Though the classes would still begin once the gym has cleared for the night, the new pool is partially visible from the street and common areas.
"I was expecting it to be a little more covered than this," said Amina Sheik Mohamed when she first saw it. Mohamed is a senior manager at the UC San Diego Center for Community Health. Like most of the women, she's a U.S. citizen but came to the United States from Somalia.
The women are considering pooling their money or finding a donor to pay for retractable shades on the most exposed wall.
Faduma Adam Haji, 16, said it's important they find a solution.
"It's a place that we can get out our stress," said Haji. "And exercise-wise, especially the moms, they just don't get exercise. Sometimes it's the only place where we can exercise and it's really saved us a lot in terms of health."
Haji added that she didn't expect to swim again once she became a pre-teen.
"I was really stoked because I was like, 'Finally after all these years I'm going to be able to go swimming. I can't believe they did this for us,'" Haji said.

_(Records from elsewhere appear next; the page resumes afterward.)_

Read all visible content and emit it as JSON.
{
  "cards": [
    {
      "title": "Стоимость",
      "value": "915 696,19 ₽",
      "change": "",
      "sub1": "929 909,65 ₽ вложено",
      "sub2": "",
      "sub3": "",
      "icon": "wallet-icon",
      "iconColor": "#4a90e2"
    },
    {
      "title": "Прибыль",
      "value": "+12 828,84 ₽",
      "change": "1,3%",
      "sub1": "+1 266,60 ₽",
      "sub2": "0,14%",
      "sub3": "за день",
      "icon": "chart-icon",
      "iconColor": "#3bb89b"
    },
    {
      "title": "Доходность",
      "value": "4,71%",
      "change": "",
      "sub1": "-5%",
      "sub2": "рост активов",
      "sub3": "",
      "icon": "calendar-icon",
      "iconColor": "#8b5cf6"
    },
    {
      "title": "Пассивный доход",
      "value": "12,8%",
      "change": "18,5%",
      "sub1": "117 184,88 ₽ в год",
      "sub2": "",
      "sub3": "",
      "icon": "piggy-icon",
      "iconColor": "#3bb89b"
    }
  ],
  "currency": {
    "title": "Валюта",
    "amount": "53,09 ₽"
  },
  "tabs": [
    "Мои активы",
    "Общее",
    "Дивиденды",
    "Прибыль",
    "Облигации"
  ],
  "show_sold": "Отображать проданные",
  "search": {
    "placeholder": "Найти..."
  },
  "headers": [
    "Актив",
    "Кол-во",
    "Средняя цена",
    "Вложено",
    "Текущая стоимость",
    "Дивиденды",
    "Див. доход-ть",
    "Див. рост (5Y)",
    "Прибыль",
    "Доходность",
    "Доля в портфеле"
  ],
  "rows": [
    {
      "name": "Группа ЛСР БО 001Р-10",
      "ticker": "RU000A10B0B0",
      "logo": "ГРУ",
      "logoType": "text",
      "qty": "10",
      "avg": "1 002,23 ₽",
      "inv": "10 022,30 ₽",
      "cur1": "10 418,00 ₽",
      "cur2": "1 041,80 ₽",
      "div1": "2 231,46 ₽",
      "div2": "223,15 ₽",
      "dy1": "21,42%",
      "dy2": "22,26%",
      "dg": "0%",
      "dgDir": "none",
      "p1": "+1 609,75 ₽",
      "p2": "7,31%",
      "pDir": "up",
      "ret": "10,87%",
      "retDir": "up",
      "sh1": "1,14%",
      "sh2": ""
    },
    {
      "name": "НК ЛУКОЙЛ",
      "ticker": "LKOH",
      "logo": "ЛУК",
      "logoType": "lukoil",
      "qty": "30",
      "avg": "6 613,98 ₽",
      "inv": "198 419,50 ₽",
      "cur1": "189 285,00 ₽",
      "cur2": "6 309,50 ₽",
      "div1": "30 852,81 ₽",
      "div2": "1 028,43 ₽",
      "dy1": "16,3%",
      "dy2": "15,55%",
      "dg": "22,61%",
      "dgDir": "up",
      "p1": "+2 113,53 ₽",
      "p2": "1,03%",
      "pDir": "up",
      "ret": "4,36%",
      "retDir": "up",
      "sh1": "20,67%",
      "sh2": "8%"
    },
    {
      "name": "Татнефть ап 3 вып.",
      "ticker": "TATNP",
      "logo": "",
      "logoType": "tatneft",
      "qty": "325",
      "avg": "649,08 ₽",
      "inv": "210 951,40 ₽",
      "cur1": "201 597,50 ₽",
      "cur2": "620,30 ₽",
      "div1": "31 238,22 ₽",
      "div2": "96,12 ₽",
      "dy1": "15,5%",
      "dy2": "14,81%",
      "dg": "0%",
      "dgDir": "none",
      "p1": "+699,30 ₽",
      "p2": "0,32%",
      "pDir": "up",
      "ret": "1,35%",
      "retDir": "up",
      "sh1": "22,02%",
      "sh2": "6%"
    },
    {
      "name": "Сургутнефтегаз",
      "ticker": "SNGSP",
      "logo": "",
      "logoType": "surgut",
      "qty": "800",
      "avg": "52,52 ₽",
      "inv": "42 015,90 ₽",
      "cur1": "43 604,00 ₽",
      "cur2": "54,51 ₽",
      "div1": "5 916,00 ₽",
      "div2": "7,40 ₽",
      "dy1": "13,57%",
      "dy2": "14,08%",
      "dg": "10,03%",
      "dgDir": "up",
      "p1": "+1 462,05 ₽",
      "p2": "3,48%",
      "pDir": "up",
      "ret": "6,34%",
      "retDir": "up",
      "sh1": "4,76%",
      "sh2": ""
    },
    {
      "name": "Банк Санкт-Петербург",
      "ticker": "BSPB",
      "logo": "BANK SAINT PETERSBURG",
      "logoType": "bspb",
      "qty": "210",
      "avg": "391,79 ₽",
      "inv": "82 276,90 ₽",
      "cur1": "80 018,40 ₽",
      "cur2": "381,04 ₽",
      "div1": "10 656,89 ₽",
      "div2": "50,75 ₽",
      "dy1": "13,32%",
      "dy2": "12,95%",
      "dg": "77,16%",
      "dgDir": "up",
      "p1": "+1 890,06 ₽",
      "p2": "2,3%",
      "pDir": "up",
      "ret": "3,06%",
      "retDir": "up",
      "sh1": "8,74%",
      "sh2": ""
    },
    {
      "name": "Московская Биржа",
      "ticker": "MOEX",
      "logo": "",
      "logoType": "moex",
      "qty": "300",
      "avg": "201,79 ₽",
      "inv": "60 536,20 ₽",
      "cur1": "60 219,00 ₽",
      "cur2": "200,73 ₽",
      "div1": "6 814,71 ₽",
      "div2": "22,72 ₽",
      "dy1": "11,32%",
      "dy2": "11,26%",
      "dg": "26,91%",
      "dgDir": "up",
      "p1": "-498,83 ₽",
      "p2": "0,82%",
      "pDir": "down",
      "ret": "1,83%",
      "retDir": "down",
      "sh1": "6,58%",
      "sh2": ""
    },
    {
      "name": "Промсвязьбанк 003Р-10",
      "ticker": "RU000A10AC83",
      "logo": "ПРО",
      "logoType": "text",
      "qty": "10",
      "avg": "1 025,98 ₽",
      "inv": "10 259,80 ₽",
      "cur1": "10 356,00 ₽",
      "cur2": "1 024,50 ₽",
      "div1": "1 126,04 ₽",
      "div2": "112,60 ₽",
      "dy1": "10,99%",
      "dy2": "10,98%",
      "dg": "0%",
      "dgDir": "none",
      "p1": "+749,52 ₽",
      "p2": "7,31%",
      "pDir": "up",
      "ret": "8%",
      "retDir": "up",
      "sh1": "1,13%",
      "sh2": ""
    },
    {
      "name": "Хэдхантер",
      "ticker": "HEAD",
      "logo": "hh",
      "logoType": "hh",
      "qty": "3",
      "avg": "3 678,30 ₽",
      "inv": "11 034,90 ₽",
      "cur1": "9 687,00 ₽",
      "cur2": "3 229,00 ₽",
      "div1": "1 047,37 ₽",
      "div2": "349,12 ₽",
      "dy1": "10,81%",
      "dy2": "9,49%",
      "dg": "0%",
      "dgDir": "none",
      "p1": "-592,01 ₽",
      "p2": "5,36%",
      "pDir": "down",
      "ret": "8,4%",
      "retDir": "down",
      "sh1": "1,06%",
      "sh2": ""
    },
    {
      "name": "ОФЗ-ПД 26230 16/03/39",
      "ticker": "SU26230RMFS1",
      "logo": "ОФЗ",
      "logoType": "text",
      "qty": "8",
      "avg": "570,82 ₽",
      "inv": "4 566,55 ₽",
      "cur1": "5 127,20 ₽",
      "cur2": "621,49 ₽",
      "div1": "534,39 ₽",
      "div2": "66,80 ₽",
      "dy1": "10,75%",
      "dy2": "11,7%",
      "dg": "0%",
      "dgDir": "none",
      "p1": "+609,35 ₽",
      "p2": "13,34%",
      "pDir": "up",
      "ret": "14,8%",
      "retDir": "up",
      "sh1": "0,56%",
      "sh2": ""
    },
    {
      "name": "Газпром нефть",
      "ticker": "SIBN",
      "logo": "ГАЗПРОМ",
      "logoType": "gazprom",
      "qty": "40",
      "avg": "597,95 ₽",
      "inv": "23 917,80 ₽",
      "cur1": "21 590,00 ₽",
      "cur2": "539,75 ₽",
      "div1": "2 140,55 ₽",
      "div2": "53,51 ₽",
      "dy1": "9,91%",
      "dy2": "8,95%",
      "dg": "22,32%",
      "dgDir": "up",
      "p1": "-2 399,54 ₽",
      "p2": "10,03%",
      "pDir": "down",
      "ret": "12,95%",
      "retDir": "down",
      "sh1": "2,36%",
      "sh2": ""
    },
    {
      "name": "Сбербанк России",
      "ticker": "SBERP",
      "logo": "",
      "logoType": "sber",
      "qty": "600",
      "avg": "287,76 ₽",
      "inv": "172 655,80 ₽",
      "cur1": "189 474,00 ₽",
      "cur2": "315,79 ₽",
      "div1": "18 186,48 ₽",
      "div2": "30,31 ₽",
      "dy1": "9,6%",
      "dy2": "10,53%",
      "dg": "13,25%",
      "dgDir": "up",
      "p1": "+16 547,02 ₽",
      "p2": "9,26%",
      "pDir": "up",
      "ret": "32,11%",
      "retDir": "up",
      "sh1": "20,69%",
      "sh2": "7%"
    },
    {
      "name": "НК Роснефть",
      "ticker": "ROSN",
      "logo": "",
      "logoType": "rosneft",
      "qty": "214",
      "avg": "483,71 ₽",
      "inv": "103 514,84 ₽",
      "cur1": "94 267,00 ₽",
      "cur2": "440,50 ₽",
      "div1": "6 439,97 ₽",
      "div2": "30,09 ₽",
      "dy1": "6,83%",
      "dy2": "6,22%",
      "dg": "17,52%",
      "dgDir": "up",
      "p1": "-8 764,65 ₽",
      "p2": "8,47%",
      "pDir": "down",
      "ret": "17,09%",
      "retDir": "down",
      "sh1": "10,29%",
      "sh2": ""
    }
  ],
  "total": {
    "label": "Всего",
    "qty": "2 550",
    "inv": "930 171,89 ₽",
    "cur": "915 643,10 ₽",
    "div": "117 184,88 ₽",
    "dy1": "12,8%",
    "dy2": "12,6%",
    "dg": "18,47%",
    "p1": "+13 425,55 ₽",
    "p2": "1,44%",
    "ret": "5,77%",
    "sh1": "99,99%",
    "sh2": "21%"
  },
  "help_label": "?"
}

The YMCA faced criticism over the classes when KPBS aired a story on them in 2012. Some said the accommodation was discrimination against the gym's other members.
Professor of law Andrea Freeman, now at the William S. Richardson School of Law in Hawaii, said at the time the class does not violate anti-discrimination laws.
Adina Batnitzky, an associate professor of sociology at the University of San Diego, applauded the women for "taking their health into their own hands."
“Yes this is an issue of inclusion and diversity, but it’s also an issue of public health,” she said. “We want to get these women moving.”
Batnitzky said Islam has doctrines about modesty that apply to both men and women, which is what keeps the women from participating in a co-ed swim class. She added that because many of the women are East African, they are at higher risk for hypertension and diabetes.
"It's at a really diverse epicenter of San Diego," Holets said. "It has a lot of different people from a lot of different backgrounds and the Y is for everybody. We want to make sure that our program reflects that diversity."